If your site is the first one and has good-looking URLs, you may have some work to do, but for you, some of the basic stuff has already been done.
For this test, Firefox is the easiest browser to use; enter the name of the society in the search bar and then click on the magnifying glass icon to choose which search engine to use.
Query Likely Search Terms
Next, query likely search terms like “german genealogy society st. louis” to see how you rank; if you are not the first, you definitely have work to do by doing the following:
- Increasing the use of keyword and description metadata
- Increasing the use of structured data
- Writing more frequent articles.
Test Your Site for Structured Data
Structured data is a way that websites tell Google and other search engines exactly how the search engine should classify the information on a site for people, places, events and numerous other things. Schema.org gives a complete listing of all the different types of structured data. To see if your webmaster has installed and configured the right plugins to do structured data on your site, go to Google’s structured data testing tool and paste in the URLs for the following:
- Your home page. Either this or the “about” page should have structured data for the “organization” tag. For an example, use the home page for this site. You will see some errors listed for articles; Google “requires” some attributes that may not necessarily be appropriate for some pages.
- Your officer’s page. This should show structured data for the “people” tag, with one for each officer. For an example, use the “people” page for this site.
- Your calendar page. This should show structure data for the “event” tag, with one for each calendar entry. For an example, use the “Events” page on this site.
Test your Facebook Images
When someone shares a link to your site on Facebook, there are several types of Facebook-only structured data that Facebook uses to come up with how it displays a link to your site–an event perhaps. To see how Facebook looks at your site, go to Facebook’s Sharing Debugger and see how things look. If it does not look good, talk to your web-master about adding the necessary markup and/or creating additional images specifically in the sizes that Facebook likes.
Test your robots.txt File
Every site should have a robots.txt
file that tells the Google, Bing and other robots what links and directories on a site to crawl and what links not to crawl. It should contain a reference to the sitemap, which gives a directory of the pages on your site and when they were updated. The robot should look at the sitemap and then crawl only the pages that are new or were updated since the last crawl. See the robots.txt
file on this site as an example. Check to make sure that your site has an entry for sitemap
. If it does, your webmaster has probably configured it and you can move on to the next step.

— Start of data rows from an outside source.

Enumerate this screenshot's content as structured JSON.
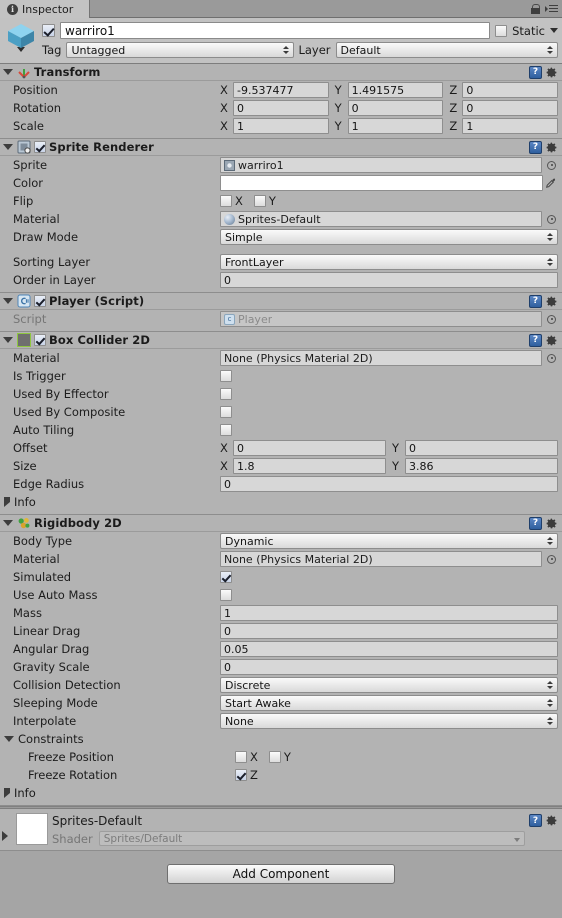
{
  "window": {
    "tab_label": "Inspector",
    "tab_icon": "info-icon",
    "lock_icon": "lock-icon",
    "menu_icon": "hamburger-menu-icon"
  },
  "gameobject": {
    "icon": "gameobject-cube-icon",
    "active": true,
    "name": "warriro1",
    "static_label": "Static",
    "static_checked": false,
    "tag_label": "Tag",
    "tag_value": "Untagged",
    "layer_label": "Layer",
    "layer_value": "Default"
  },
  "components": [
    {
      "title": "Transform",
      "icon": "transform-axis-icon",
      "expanded": true,
      "has_enable_checkbox": false,
      "rows": [
        {
          "kind": "vector3",
          "label": "Position",
          "x": "-9.537477",
          "y": "1.491575",
          "z": "0"
        },
        {
          "kind": "vector3",
          "label": "Rotation",
          "x": "0",
          "y": "0",
          "z": "0"
        },
        {
          "kind": "vector3",
          "label": "Scale",
          "x": "1",
          "y": "1",
          "z": "1"
        }
      ]
    },
    {
      "title": "Sprite Renderer",
      "icon": "sprite-renderer-icon",
      "expanded": true,
      "has_enable_checkbox": true,
      "enabled": true,
      "rows": [
        {
          "kind": "object",
          "label": "Sprite",
          "value": "warriro1",
          "icon": "sprite-icon"
        },
        {
          "kind": "color",
          "label": "Color",
          "value": "#ffffff"
        },
        {
          "kind": "flip",
          "label": "Flip",
          "x_label": "X",
          "y_label": "Y",
          "x": false,
          "y": false
        },
        {
          "kind": "object",
          "label": "Material",
          "value": "Sprites-Default",
          "icon": "material-ball-icon"
        },
        {
          "kind": "popup",
          "label": "Draw Mode",
          "value": "Simple"
        },
        {
          "kind": "spacer"
        },
        {
          "kind": "popup",
          "label": "Sorting Layer",
          "value": "FrontLayer"
        },
        {
          "kind": "text",
          "label": "Order in Layer",
          "value": "0"
        }
      ]
    },
    {
      "title": "Player (Script)",
      "icon": "csharp-script-icon",
      "expanded": true,
      "has_enable_checkbox": true,
      "enabled": true,
      "rows": [
        {
          "kind": "object",
          "label": "Script",
          "value": "Player",
          "icon": "script-icon",
          "disabled": true
        }
      ]
    },
    {
      "title": "Box Collider 2D",
      "icon": "box-collider-2d-icon",
      "expanded": true,
      "has_enable_checkbox": true,
      "enabled": true,
      "rows": [
        {
          "kind": "object",
          "label": "Material",
          "value": "None (Physics Material 2D)"
        },
        {
          "kind": "check",
          "label": "Is Trigger",
          "value": false
        },
        {
          "kind": "check",
          "label": "Used By Effector",
          "value": false
        },
        {
          "kind": "check",
          "label": "Used By Composite",
          "value": false
        },
        {
          "kind": "check",
          "label": "Auto Tiling",
          "value": false
        },
        {
          "kind": "vector2",
          "label": "Offset",
          "x": "0",
          "y": "0"
        },
        {
          "kind": "vector2",
          "label": "Size",
          "x": "1.8",
          "y": "3.86"
        },
        {
          "kind": "text",
          "label": "Edge Radius",
          "value": "0"
        },
        {
          "kind": "foldout",
          "label": "Info",
          "expanded": false
        }
      ]
    },
    {
      "title": "Rigidbody 2D",
      "icon": "rigidbody-2d-icon",
      "expanded": true,
      "has_enable_checkbox": false,
      "rows": [
        {
          "kind": "popup",
          "label": "Body Type",
          "value": "Dynamic"
        },
        {
          "kind": "object",
          "label": "Material",
          "value": "None (Physics Material 2D)"
        },
        {
          "kind": "check",
          "label": "Simulated",
          "value": true
        },
        {
          "kind": "check",
          "label": "Use Auto Mass",
          "value": false
        },
        {
          "kind": "text",
          "label": "Mass",
          "value": "1"
        },
        {
          "kind": "text",
          "label": "Linear Drag",
          "value": "0"
        },
        {
          "kind": "text",
          "label": "Angular Drag",
          "value": "0.05"
        },
        {
          "kind": "text",
          "label": "Gravity Scale",
          "value": "0"
        },
        {
          "kind": "popup",
          "label": "Collision Detection",
          "value": "Discrete"
        },
        {
          "kind": "popup",
          "label": "Sleeping Mode",
          "value": "Start Awake"
        },
        {
          "kind": "popup",
          "label": "Interpolate",
          "value": "None"
        },
        {
          "kind": "foldout",
          "label": "Constraints",
          "expanded": true
        },
        {
          "kind": "freeze",
          "label": "Freeze Position",
          "indent": true,
          "a_label": "X",
          "a": false,
          "b_label": "Y",
          "b": false
        },
        {
          "kind": "freeze",
          "label": "Freeze Rotation",
          "indent": true,
          "a_label": "Z",
          "a": true
        },
        {
          "kind": "foldout",
          "label": "Info",
          "expanded": false
        }
      ]
    }
  ],
  "material_preview": {
    "name": "Sprites-Default",
    "shader_label": "Shader",
    "shader_value": "Sprites/Default",
    "expanded": false
  },
  "add_component": {
    "label": "Add Component"
  }
}
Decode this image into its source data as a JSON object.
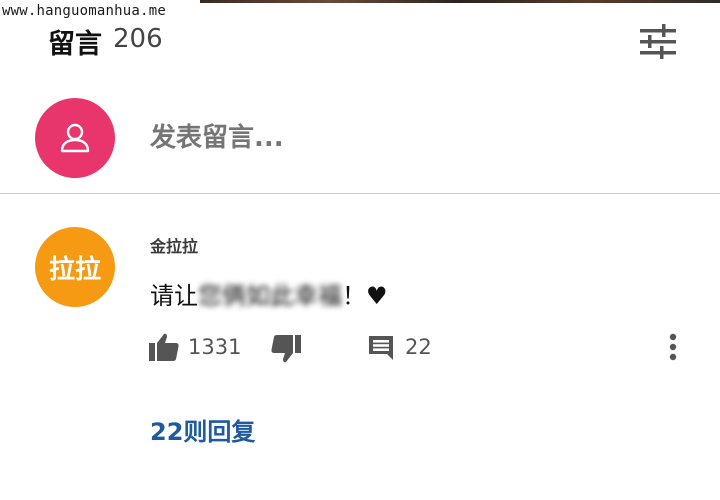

You should test the robots.txt
file using Google’s robots.txt
tester. If this does not work, have your web-master add you as a read-only user to Google Search Console.. If your webmaster has not registered your site with Google Search Console, make sure to do that, as the Search Console will tell you about problems on your site’s configuration.
Look at Your Sitemap
The sitemap shows Google, Bing and other crawlers what pages are new and what pages have been updated since your site was last crawled. See the sitemap on this website as an example. If your site does not have one, your webmaster will have to install and configure a plugin to create the sitemap. On Wordpress sites, Yoast is one of several SEO plugins that creates a basic sitemap, while on Joomla OSMap is a plugin that creates a basic sitemap.
Ask your Web-master to Add You as a Read-only User on Google Search Console
Finally, ask your web-master to add you as a read-only user on Google Search Console. First, this will show you whether or not your site is registered with Google, and second, the Search Console has several tools that will tell you about SEO problems on your web site. You should specifically look at the sections on
- Crawl problems. If your
robots.txt
file is mis-configured or your sitemap is broken, this will tell you. - Sitemap configuration. Make sure that you have a sitemap and that Google is using it.
Bing has a similar registration service; make sure that your site is registered with Bing as well as Google.
Summary
Testing your website for good SEO is both important and easy, even for a non-technical organization officer or business owner. A hour of work can make a big difference in how well your organization appears in search–a critical part of your marketing program.